UNASSIGNED: The overall clinical course in the patient we report on corresponds well to the previously reported cases of TARS2 related COXPD21, especially in regard to neurological and developmental aspects of the disease. However, we point out the generalized tubulopathy and early occurrence of CKD in our patient as atypical renal involvement in COXPD21. Additionally, this is the first report of hypothyroidism and hypoparathyroidism in a COXPD21 patient.
摘要:
■TARS2中的致病变体与联合氧化磷酸化缺陷21(COXPD21)有关,常染色体隐性遗传疾病,通常表现为线粒体脑肌病。在少数COXPD21患者中已记录到肾脏损害,多为远端肾小管酸中毒。

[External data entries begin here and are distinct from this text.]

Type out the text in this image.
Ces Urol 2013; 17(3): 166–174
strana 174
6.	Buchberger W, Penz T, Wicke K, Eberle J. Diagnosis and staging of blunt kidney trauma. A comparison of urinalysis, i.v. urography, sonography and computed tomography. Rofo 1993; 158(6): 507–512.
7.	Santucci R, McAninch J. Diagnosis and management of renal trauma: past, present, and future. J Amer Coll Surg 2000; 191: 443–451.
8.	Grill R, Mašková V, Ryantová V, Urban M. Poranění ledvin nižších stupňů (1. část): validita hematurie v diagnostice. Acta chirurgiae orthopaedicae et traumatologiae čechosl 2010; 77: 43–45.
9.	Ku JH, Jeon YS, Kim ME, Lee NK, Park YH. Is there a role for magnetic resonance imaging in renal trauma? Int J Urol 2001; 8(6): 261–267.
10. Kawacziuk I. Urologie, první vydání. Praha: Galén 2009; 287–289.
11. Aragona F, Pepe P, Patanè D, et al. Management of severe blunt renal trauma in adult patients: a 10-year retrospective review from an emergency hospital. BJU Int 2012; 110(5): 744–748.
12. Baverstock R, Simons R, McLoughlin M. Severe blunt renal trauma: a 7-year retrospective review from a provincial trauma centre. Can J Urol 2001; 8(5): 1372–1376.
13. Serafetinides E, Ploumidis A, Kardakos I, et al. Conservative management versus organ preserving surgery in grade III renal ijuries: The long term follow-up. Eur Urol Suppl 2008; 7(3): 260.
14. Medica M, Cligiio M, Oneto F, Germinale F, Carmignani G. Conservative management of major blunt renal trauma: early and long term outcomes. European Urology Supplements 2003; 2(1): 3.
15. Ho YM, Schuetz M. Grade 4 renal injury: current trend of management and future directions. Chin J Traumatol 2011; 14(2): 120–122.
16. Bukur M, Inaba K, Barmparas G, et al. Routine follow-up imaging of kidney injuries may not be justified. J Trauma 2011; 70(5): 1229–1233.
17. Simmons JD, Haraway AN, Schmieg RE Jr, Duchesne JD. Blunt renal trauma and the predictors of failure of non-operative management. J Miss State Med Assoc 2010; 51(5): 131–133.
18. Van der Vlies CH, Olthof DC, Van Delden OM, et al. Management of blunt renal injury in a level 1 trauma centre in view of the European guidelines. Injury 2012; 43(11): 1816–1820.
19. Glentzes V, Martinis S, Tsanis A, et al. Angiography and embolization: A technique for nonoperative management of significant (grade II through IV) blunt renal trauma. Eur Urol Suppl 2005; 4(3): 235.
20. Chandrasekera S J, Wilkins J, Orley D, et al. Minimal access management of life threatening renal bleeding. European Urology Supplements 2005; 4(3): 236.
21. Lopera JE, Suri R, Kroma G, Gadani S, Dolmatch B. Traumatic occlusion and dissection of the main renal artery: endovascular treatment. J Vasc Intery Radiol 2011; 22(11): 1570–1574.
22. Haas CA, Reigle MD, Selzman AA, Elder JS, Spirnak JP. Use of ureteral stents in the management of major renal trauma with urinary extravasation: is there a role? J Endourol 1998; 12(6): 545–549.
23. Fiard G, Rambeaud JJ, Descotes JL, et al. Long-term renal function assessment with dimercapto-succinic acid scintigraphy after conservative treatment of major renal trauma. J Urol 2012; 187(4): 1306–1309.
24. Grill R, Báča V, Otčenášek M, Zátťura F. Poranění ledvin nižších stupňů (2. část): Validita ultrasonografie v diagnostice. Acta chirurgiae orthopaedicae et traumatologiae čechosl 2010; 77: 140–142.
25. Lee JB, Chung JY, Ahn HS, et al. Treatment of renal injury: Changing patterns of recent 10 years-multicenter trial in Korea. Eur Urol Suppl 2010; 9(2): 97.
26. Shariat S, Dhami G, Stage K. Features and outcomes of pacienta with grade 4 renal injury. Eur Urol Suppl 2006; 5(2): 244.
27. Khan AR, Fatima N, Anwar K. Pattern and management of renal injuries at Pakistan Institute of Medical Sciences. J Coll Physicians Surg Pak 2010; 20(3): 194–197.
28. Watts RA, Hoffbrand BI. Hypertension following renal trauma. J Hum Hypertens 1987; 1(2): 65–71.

■我们报告了首例COXPD21患者的广泛性肾小管功能障碍和儿童早期进展为慢性肾脏病(CKD)。由于未能茁壮成长,在六个月大时开始了彻底的诊断评估,肌张力减退,运动延迟和复发性毛细支气管炎。这个男孩失去了随访,直到两岁,当他再次入院时肌酐水平升高,降低估计的肾小球滤过率,正常色素性贫血,代谢性酸中毒和高钾血症。尿液异常表明广泛性肾小管功能障碍。通过全外显子组测序检测到TARS2基因中的两个新的杂合错义变体:c.1298T>G(p。Phe438Cys)的母体来源和c.1931A>T(p。Asp644Val)父系起源。目前,在4.5岁时,这个男孩未能茁壮成长,严重的运动和言语延迟和CKD终末期。我们将患者转诊至提供肾脏替代治疗的儿科中心。
我们报告的患者的总体临床过程与先前报道的TARS2相关的COXPD21病例非常吻合,特别是在该疾病的神经和发育方面。然而,我们指出我们患者的广泛性肾小管病和CKD的早期发生是COXPD21的不典型肾脏受累。此外,这是COXPD21患者的甲状腺功能减退症和甲状旁腺功能减退症的首例报告.
■我们报告了首例COXPD21患者的广泛性肾小管功能障碍和儿童早期进展为慢性肾脏病(CKD)。由于未能茁壮成长,在六个月大时开始了彻底的诊断评估,肌张力减退,运动延迟和复发性毛细支气管炎。这个男孩失去了随访,直到两岁,当他再次入院时肌酐水平升高,降低估计的肾小球滤过率,正常色素性贫血,代谢性酸中毒和高钾血症。尿液异常表明广泛性肾小管功能障碍。通过全外显子组测序检测到TARS2基因中的两个新的杂合错义变体:c.1298T>G(p。Phe438Cys)的母体来源和c.1931A>T(p。Asp644Val)父系起源。目前,在4.5岁时,这个男孩未能茁壮成长,严重的运动和言语延迟和CKD终末期。我们将患者转诊至提供肾脏替代治疗的儿科中心。
我们报告的患者的总体临床过程与先前报道的TARS2相关的COXPD21病例非常吻合,特别是在该疾病的神经和发育方面。然而,我们指出我们患者的广泛性肾小管病和CKD的早期发生是COXPD21的不典型肾脏受累。此外,这是COXPD21患者的甲状腺功能减退症和甲状旁腺功能减退症的首例报告.